Professor Ted Wragg, University of Exeter, delivered a special lecture to staff, students and friends of the Faculty of Education during the summer. Professor Wragg is as well-known to readers of the back page of the Times Educational Supplement as Laurie Taylor is to readers of the Times Higher Educational Supplement, and he is frequently called on by press and television to comment on current trends in education, and on the development of the national curriculum in schools.
Professor Wragg's lecture 'The Cubic Curriculum: a curriculum for the twenty-first century' placed the discussion and reform of curriculum in a very broad context. Curriculum is not only school curriculum, and it ought to reflect seismic shifts in lifestyles, lifespan, aspirations and technologies. Much public discussion of curriculum is partial and timid, and fails to reflect the complex multidimensional character that any curriculum possesses. Illustrating his argument with wit and frequent observations drawn from classrooms, Professor Wragg suggested that a sort of three-dimensional Rubik's cube was a useful metaphor, or image, for thinking productively about the curriculum of the twenty- first century.
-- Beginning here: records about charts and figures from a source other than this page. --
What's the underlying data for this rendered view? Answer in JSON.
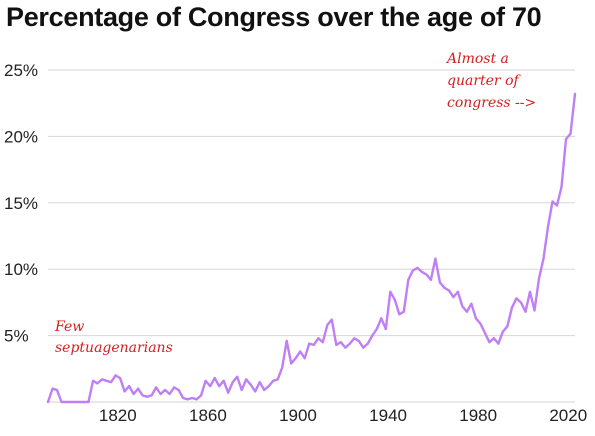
{
  "chart_data": {
    "type": "line",
    "title": "Percentage of Congress over the age of 70",
    "xlabel": "",
    "ylabel": "",
    "xlim": [
      1789,
      2023
    ],
    "ylim": [
      0,
      25
    ],
    "y_ticks": [
      {
        "value": 5,
        "label": "5%"
      },
      {
        "value": 10,
        "label": "10%"
      },
      {
        "value": 15,
        "label": "15%"
      },
      {
        "value": 20,
        "label": "20%"
      },
      {
        "value": 25,
        "label": "25%"
      }
    ],
    "x_ticks": [
      {
        "value": 1820,
        "label": "1820"
      },
      {
        "value": 1860,
        "label": "1860"
      },
      {
        "value": 1900,
        "label": "1900"
      },
      {
        "value": 1940,
        "label": "1940"
      },
      {
        "value": 1980,
        "label": "1980"
      },
      {
        "value": 2020,
        "label": "2020"
      }
    ],
    "grid": true,
    "line_color": "#bf7ff5",
    "annotation_color": "#d42020",
    "series": [
      {
        "x": [
          1789,
          1791,
          1793,
          1795,
          1797,
          1799,
          1801,
          1803,
          1805,
          1807,
          1809,
          1811,
          1813,
          1815,
          1817,
          1819,
          1821,
          1823,
          1825,
          1827,
          1829,
          1831,
          1833,
          1835,
          1837,
          1839,
          1841,
          1843,
          1845,
          1847,
          1849,
          1851,
          1853,
          1855,
          1857,
          1859,
          1861,
          1863,
          1865,
          1867,
          1869,
          1871,
          1873,
          1875,
          1877,
          1879,
          1881,
          1883,
          1885,
          1887,
          1889,
          1891,
          1893,
          1895,
          1897,
          1899,
          1901,
          1903,
          1905,
          1907,
          1909,
          1911,
          1913,
          1915,
          1917,
          1919,
          1921,
          1923,
          1925,
          1927,
          1929,
          1931,
          1933,
          1935,
          1937,
          1939,
          1941,
          1943,
          1945,
          1947,
          1949,
          1951,
          1953,
          1955,
          1957,
          1959,
          1961,
          1963,
          1965,
          1967,
          1969,
          1971,
          1973,
          1975,
          1977,
          1979,
          1981,
          1983,
          1985,
          1987,
          1989,
          1991,
          1993,
          1995,
          1997,
          1999,
          2001,
          2003,
          2005,
          2007,
          2009,
          2011,
          2013,
          2015,
          2017,
          2019,
          2021,
          2023
        ],
        "values": [
          0.0,
          1.0,
          0.9,
          0.0,
          0.0,
          0.0,
          0.0,
          0.0,
          0.0,
          0.0,
          1.6,
          1.4,
          1.7,
          1.6,
          1.5,
          2.0,
          1.8,
          0.8,
          1.2,
          0.6,
          1.0,
          0.5,
          0.4,
          0.5,
          1.1,
          0.6,
          0.9,
          0.6,
          1.1,
          0.9,
          0.3,
          0.2,
          0.3,
          0.2,
          0.5,
          1.6,
          1.2,
          1.8,
          1.2,
          1.6,
          0.7,
          1.5,
          1.9,
          0.9,
          1.7,
          1.3,
          0.8,
          1.5,
          0.9,
          1.2,
          1.6,
          1.7,
          2.6,
          4.6,
          2.9,
          3.3,
          3.8,
          3.3,
          4.4,
          4.3,
          4.8,
          4.5,
          5.8,
          6.2,
          4.3,
          4.5,
          4.1,
          4.4,
          4.8,
          4.6,
          4.1,
          4.4,
          5.0,
          5.5,
          6.3,
          5.5,
          8.3,
          7.7,
          6.6,
          6.8,
          9.2,
          9.9,
          10.1,
          9.8,
          9.6,
          9.2,
          10.8,
          9.0,
          8.6,
          8.4,
          7.9,
          8.3,
          7.2,
          6.8,
          7.4,
          6.3,
          5.9,
          5.2,
          4.5,
          4.8,
          4.4,
          5.3,
          5.7,
          7.1,
          7.8,
          7.5,
          6.8,
          8.3,
          6.9,
          9.3,
          10.8,
          13.2,
          15.1,
          14.8,
          16.2,
          19.8,
          20.2,
          23.2
        ]
      }
    ],
    "annotations": [
      {
        "id": "few",
        "lines": [
          "Few",
          "septuagenarians"
        ]
      },
      {
        "id": "quarter",
        "lines": [
          "Almost a",
          "quarter of",
          "congress -->"
        ]
      }
    ]
  }
}
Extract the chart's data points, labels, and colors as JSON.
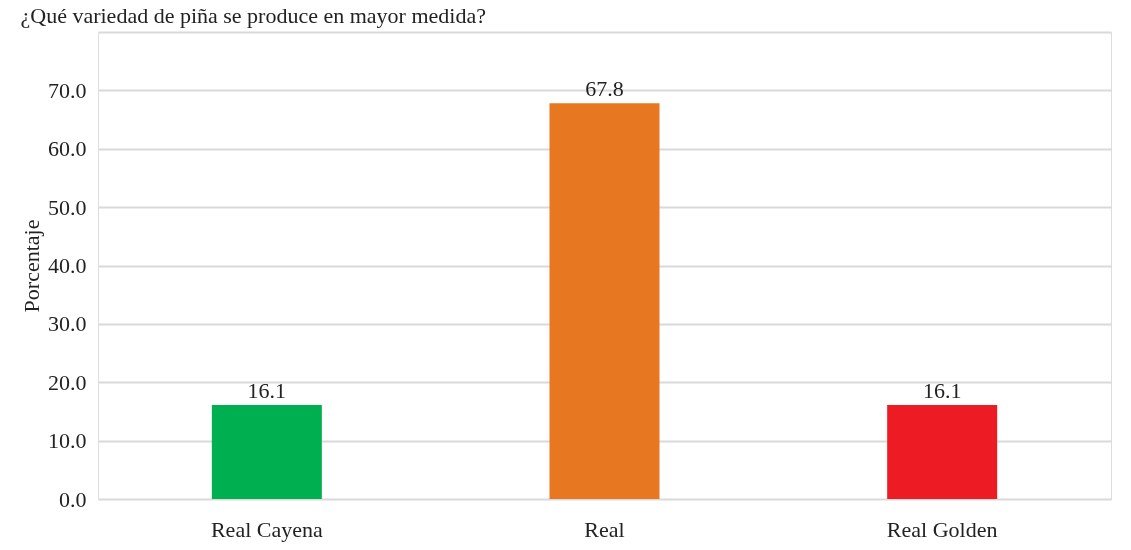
{
  "chart_data": {
    "type": "bar",
    "title": "¿Qué variedad de piña se produce en mayor medida?",
    "ylabel": "Porcentaje",
    "categories": [
      "Real Cayena",
      "Real",
      "Real Golden"
    ],
    "values": [
      16.1,
      67.8,
      16.1
    ],
    "colors": [
      "#00b050",
      "#e87722",
      "#ed1c24"
    ],
    "ylim": [
      0,
      80
    ],
    "yticks": [
      {
        "value": 0,
        "label": "0.0"
      },
      {
        "value": 10,
        "label": "10.0"
      },
      {
        "value": 20,
        "label": "20.0"
      },
      {
        "value": 30,
        "label": "30.0"
      },
      {
        "value": 40,
        "label": "40.0"
      },
      {
        "value": 50,
        "label": "50.0"
      },
      {
        "value": 60,
        "label": "60.0"
      },
      {
        "value": 70,
        "label": "70.0"
      },
      {
        "value": 80,
        "label": null
      }
    ],
    "grid": "y",
    "data_labels": true
  }
}
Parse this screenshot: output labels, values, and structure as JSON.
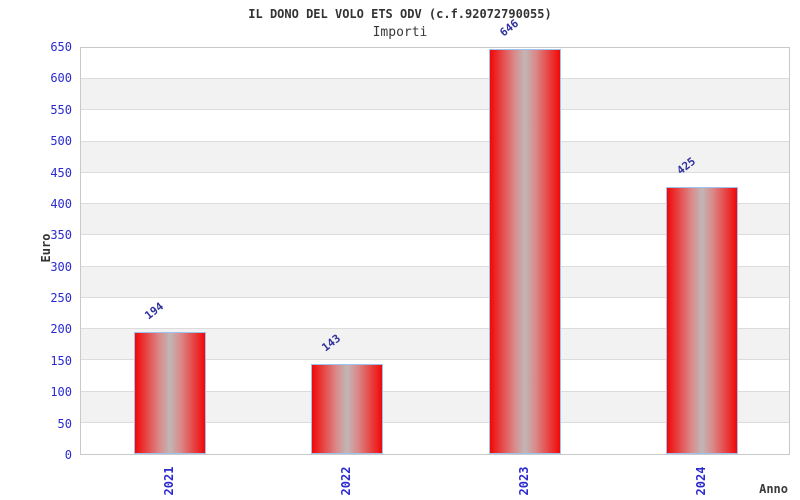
{
  "chart_data": {
    "type": "bar",
    "title": "IL DONO DEL VOLO ETS ODV (c.f.92072790055)",
    "subtitle": "Importi",
    "xlabel": "Anno",
    "ylabel": "Euro",
    "categories": [
      "2021",
      "2022",
      "2023",
      "2024"
    ],
    "values": [
      194,
      143,
      646,
      425
    ],
    "ylim": [
      0,
      650
    ],
    "ytick_step": 50,
    "grid": true,
    "band_pattern": "alternating",
    "legend": "none",
    "colors": {
      "bar_edge_red": "#f20808",
      "bar_mid_red": "#da8a8a",
      "bar_center_gray": "#c2b6b6",
      "bar_border_blue": "#9dc2ee",
      "tick_label_blue": "#2a2ad0",
      "value_label_navy": "#31319e",
      "band_gray": "#f2f2f2",
      "grid_line_gray": "#dcdcdc",
      "plot_border_gray": "#c9c9c9",
      "title_gray": "#333333"
    }
  }
}
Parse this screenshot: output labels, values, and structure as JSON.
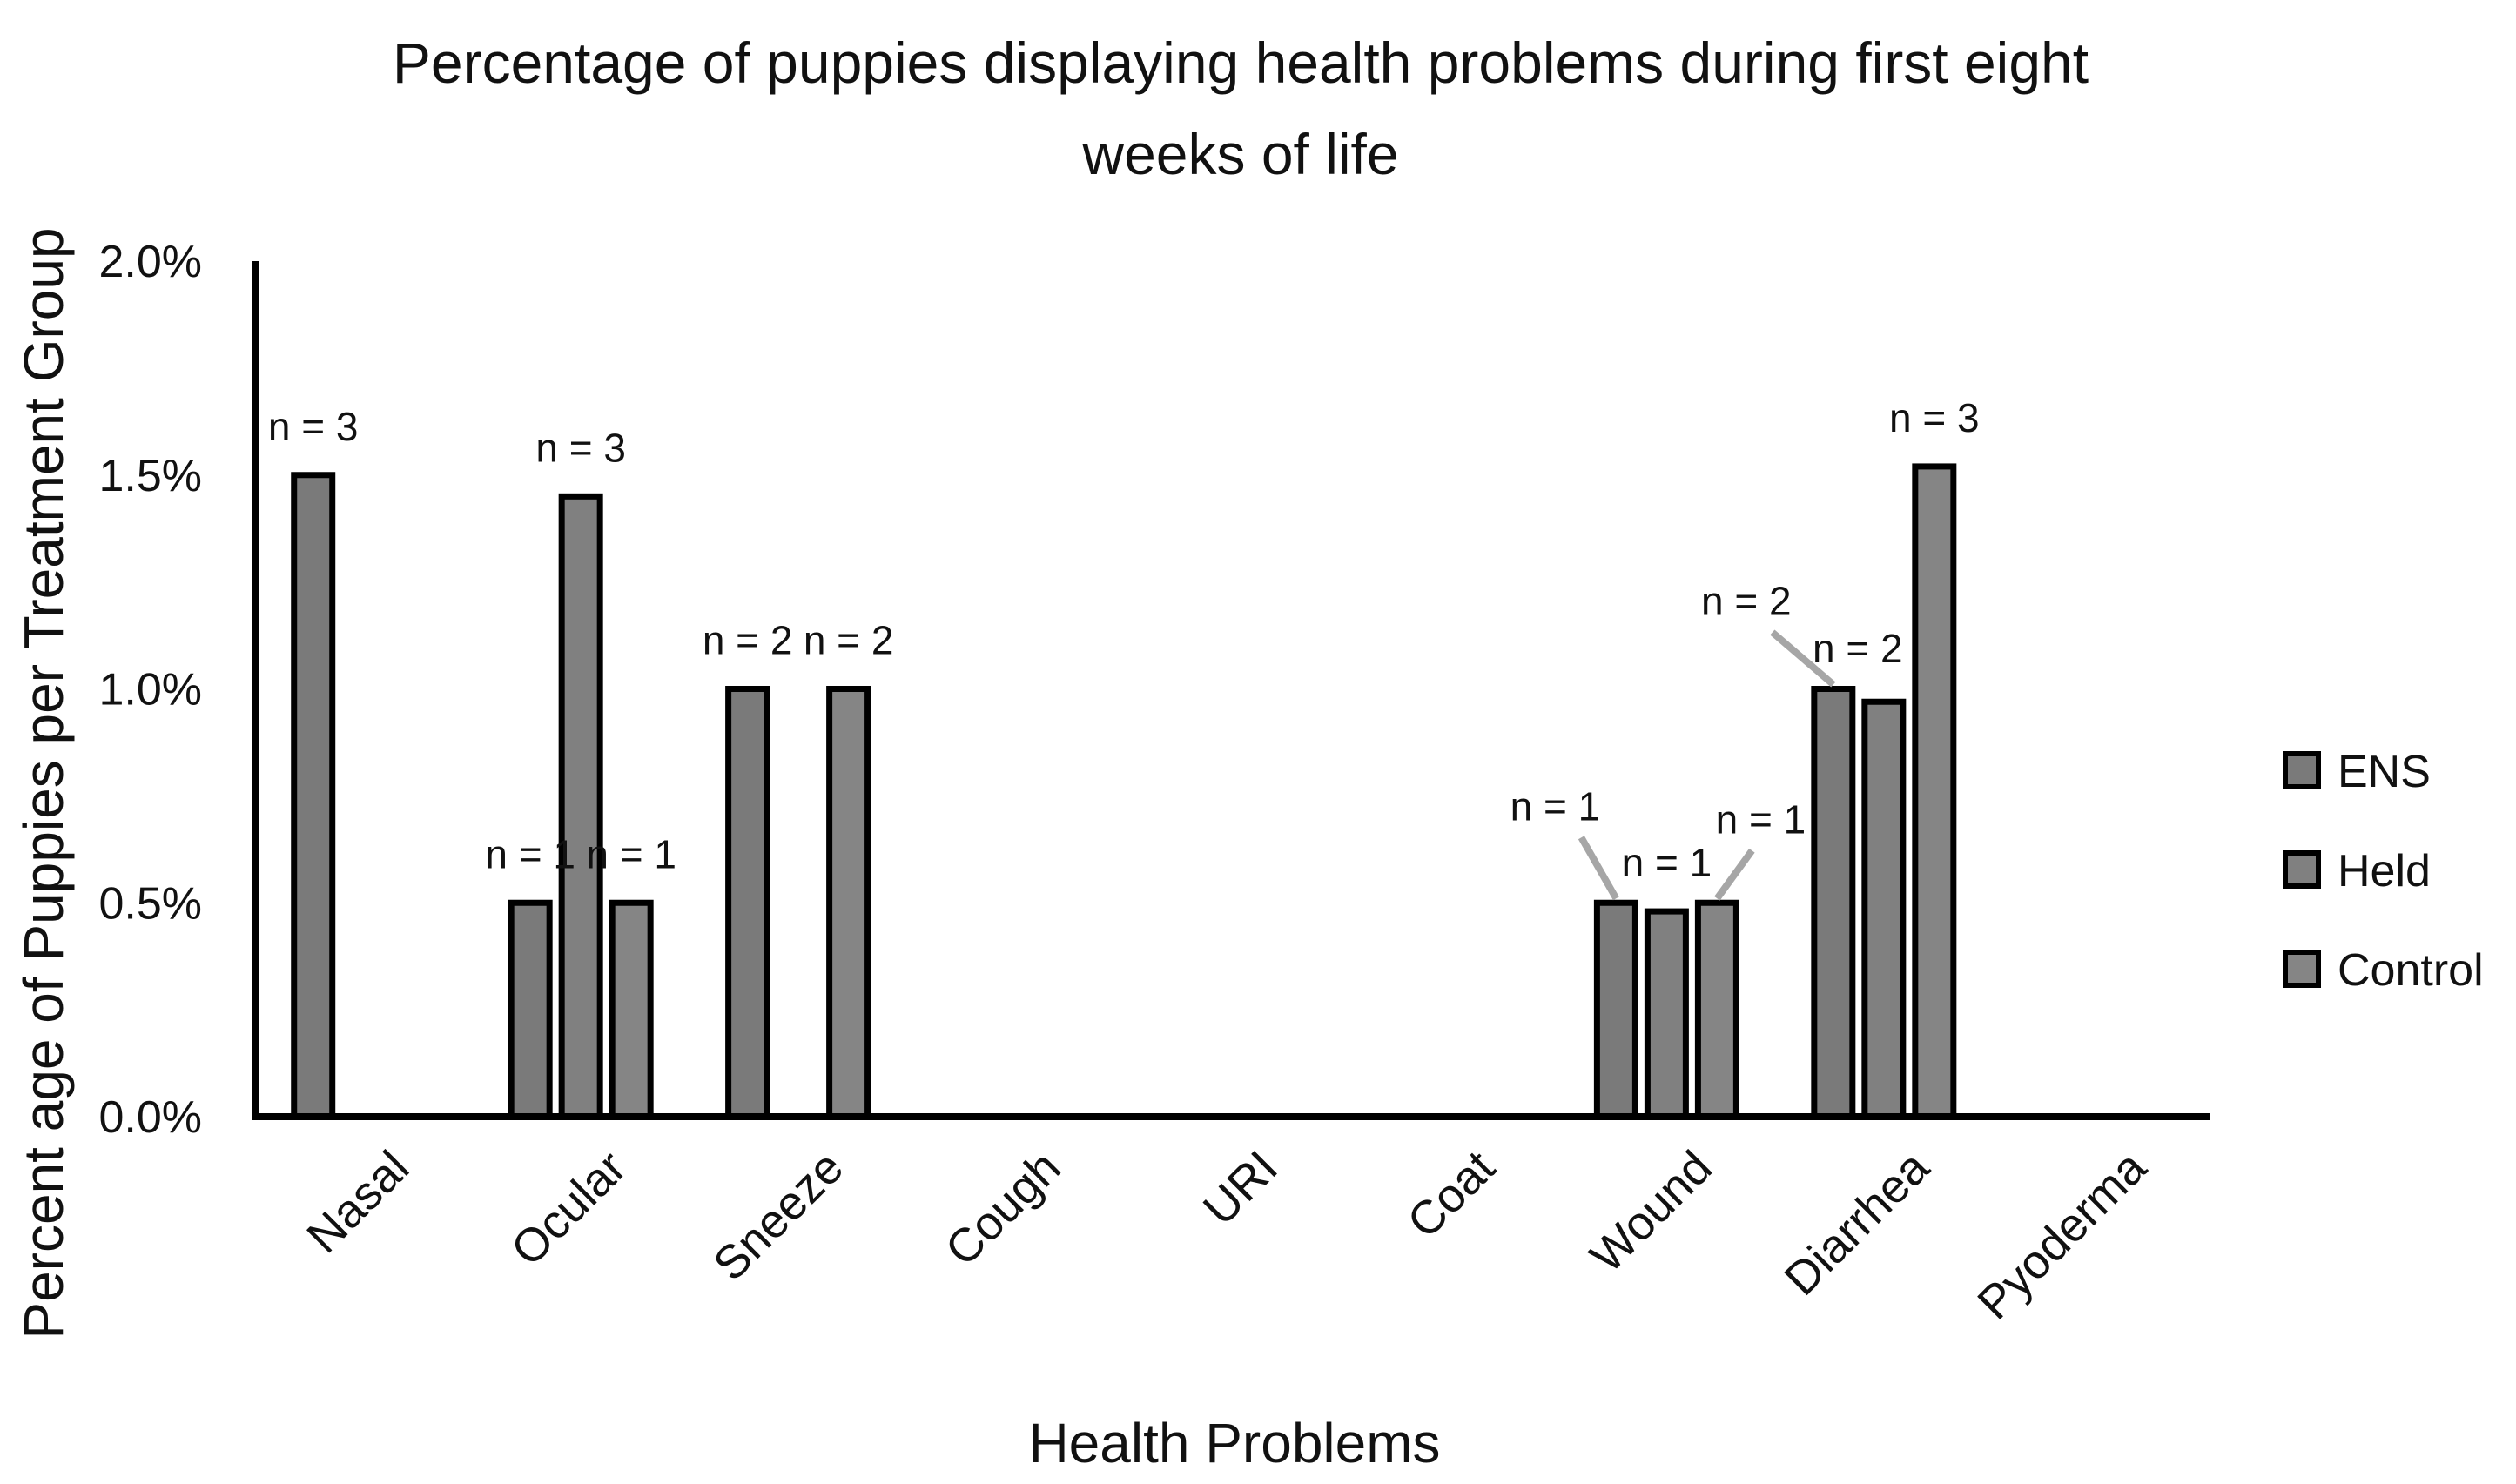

A dinner in honour of Professor Wragg was held on the evening of the lecture where he was warmly thanked by Dr Sylvia Harrop, Dean of the Faculty of Education for his stimulating and thought- provoking lecture. In his toast to the future of the Department of Education, the Dean of Social and Environmental Studies, Professor Peter Lloyd, paid tribute to the enriching experience of the lecture, and he looked forward to an equally enriching partnership with the Department, after its transfer to his Faculty in August 1996.